‘Militarisation’ of Bihar Varsity Campuses: Teachers’ Bodies Cry Foul
Temples of learning in Bihar are being turned into war zones, allege academicians, students and politicians who are protesting against the appointment of 12 retired Army officers and former bureaucrats as registrars of the state’s 10 universities.
Generally, teachers who are capable of handling administrative and financial responsibilities are appointed as university registrars. Unfortunately, none of the 12 heads appointed earlier this week, by Governor Satya Pal Malik, have teaching background.
Of the 12 newly-appointed head of the universities, 10 are ex-defense officials and rest two are retired ‘babus’ of the Bihar Administrative Services. The officials concerned have justified the controversial appointments, arguing that it has been done with an aim to check “mismanagements”, “financial irregularities” and “favoritism” about which there have been “frequent complaints”.
“Army officers are highly disciplined and therefore, they have better capabilities to streamline university operations,” said Principal Secretary to Governor Brijesh Mehrotra.
Previously, cases of favouritism and financial irregularities had surfaced when the teachers from the Universities were appointed as Registrars. The work of the registrars is to look after the administrative and financial work, and the Universities have apparently been going through the financial downturn.
The Governor's Secretariat had asked the Army headquarters to send a list of proposed candidates. The final selection was done according to the recommendations of the search committee, which comprised of the vice chancellors from the state’s three universities. The interview took place on March 16 and the appointments were notified on April 3.
The state's academicians' and teachers' bodies have criticised the decision and have alleged that it is an attempt to snatch away the varsities’ autonomy and control over the campuses.
“The move is aimed at creating fear psychosis in campuses. Universities are temples of learning and bureaucrats and Army officers do not fit in there. Campuses, which are meant for young students, must be dealt with extra sensitivity. The decision must be rolled back,” said KB Sinha, president of the Federation of University Teachers’ Associations of Bihar.
The appointments of the Army officials are also in violation of the Bihar State Universities (Amendment) Act, 2017 and the Patna University (Amendment) Act, 2017, that say that apart from academicians, only civil administration officials can be appointed as registrars.

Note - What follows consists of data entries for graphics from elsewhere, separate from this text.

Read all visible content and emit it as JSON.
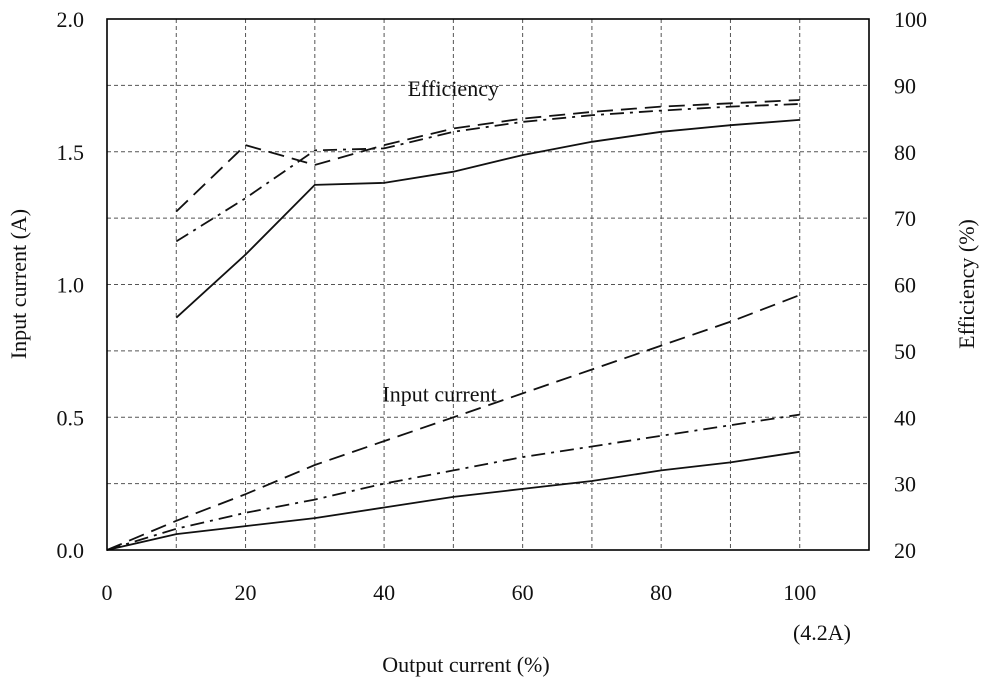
{
  "chart_data": {
    "type": "line",
    "xlabel": "Output current (%)",
    "xnote": "(4.2A)",
    "ylabel": "Input current (A)",
    "y2label": "Efficiency (%)",
    "xlim": [
      0,
      110
    ],
    "ylim": [
      0,
      2.0
    ],
    "y2lim": [
      20,
      100
    ],
    "xticks": [
      "0",
      "20",
      "40",
      "60",
      "80",
      "100"
    ],
    "yticks": [
      "0.0",
      "0.5",
      "1.0",
      "1.5",
      "2.0"
    ],
    "y2ticks": [
      "20",
      "30",
      "40",
      "50",
      "60",
      "70",
      "80",
      "90",
      "100"
    ],
    "grid": true,
    "annotations": [
      {
        "text": "Efficiency",
        "x": 50,
        "y": 1.71
      },
      {
        "text": "Input current",
        "x": 48,
        "y": 0.56
      }
    ],
    "series": [
      {
        "axis": "left",
        "style": "dashed",
        "x": [
          0,
          10,
          20,
          30,
          40,
          50,
          60,
          70,
          80,
          90,
          100
        ],
        "y": [
          0,
          0.11,
          0.21,
          0.32,
          0.41,
          0.5,
          0.59,
          0.68,
          0.77,
          0.86,
          0.96
        ]
      },
      {
        "axis": "left",
        "style": "dashdot",
        "x": [
          0,
          10,
          20,
          30,
          40,
          50,
          60,
          70,
          80,
          90,
          100
        ],
        "y": [
          0,
          0.08,
          0.14,
          0.19,
          0.25,
          0.3,
          0.35,
          0.39,
          0.43,
          0.47,
          0.51
        ]
      },
      {
        "axis": "left",
        "style": "solid",
        "x": [
          0,
          10,
          20,
          30,
          40,
          50,
          60,
          70,
          80,
          90,
          100
        ],
        "y": [
          0,
          0.06,
          0.09,
          0.12,
          0.16,
          0.2,
          0.23,
          0.26,
          0.3,
          0.33,
          0.37
        ]
      },
      {
        "axis": "right",
        "style": "dashed",
        "x": [
          10,
          20,
          30,
          40,
          50,
          60,
          70,
          80,
          90,
          100
        ],
        "y": [
          71,
          81,
          78,
          81,
          83.5,
          85,
          86,
          86.8,
          87.3,
          87.8
        ]
      },
      {
        "axis": "right",
        "style": "dashdot",
        "x": [
          10,
          20,
          30,
          40,
          50,
          60,
          70,
          80,
          90,
          100
        ],
        "y": [
          66.5,
          73,
          80.2,
          80.5,
          83,
          84.5,
          85.5,
          86.2,
          86.8,
          87.2
        ]
      },
      {
        "axis": "right",
        "style": "solid",
        "x": [
          10,
          20,
          30,
          40,
          50,
          60,
          70,
          80,
          90,
          100
        ],
        "y": [
          55,
          64.5,
          75,
          75.3,
          77,
          79.5,
          81.5,
          83,
          84,
          84.8
        ]
      }
    ]
  }
}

The All India Federation of University and College Teachers’ Organisation (AIFUCTO)'s General Secretary Arun Kumar said the decision was taken without taking all stakeholders in confidence. “Neither the stakeholders were consulted, nor the matter was brought before the UGC-mandated Bihar State Higher Education Council. This is an anti-student decision imposed by the Centre,” he said and added that it as an attempt to “control the campuses by saffronising it”.
The teachers’ bodies – on one hand – are set to challenge the decision, but on the other, a few in the teaching fraternity have argued that the experiment should be given a chance before being criticised.
This appointment was believed to have been proposed by the Centre to the Governor who then sought Chief Minister Nitish Kumar’s approval. If sources are to be believed, Kumar had initially rejected the proposal, but later had to “surrender” before the “pressure” from the Bharatiya Janata Party (BJP) and the Governor. “It (such appointments) can be done in all BJP-ruled states without any hindrance but the Centre chose Bihar only to give a message that the decision has been taken by Kumar who enjoys a secular and liberal image. And if he can accept militarisation of the campuses, others should also follow the same. This is the crux of the decision,” an official told Newsclick, on the conditions of strict anonymity.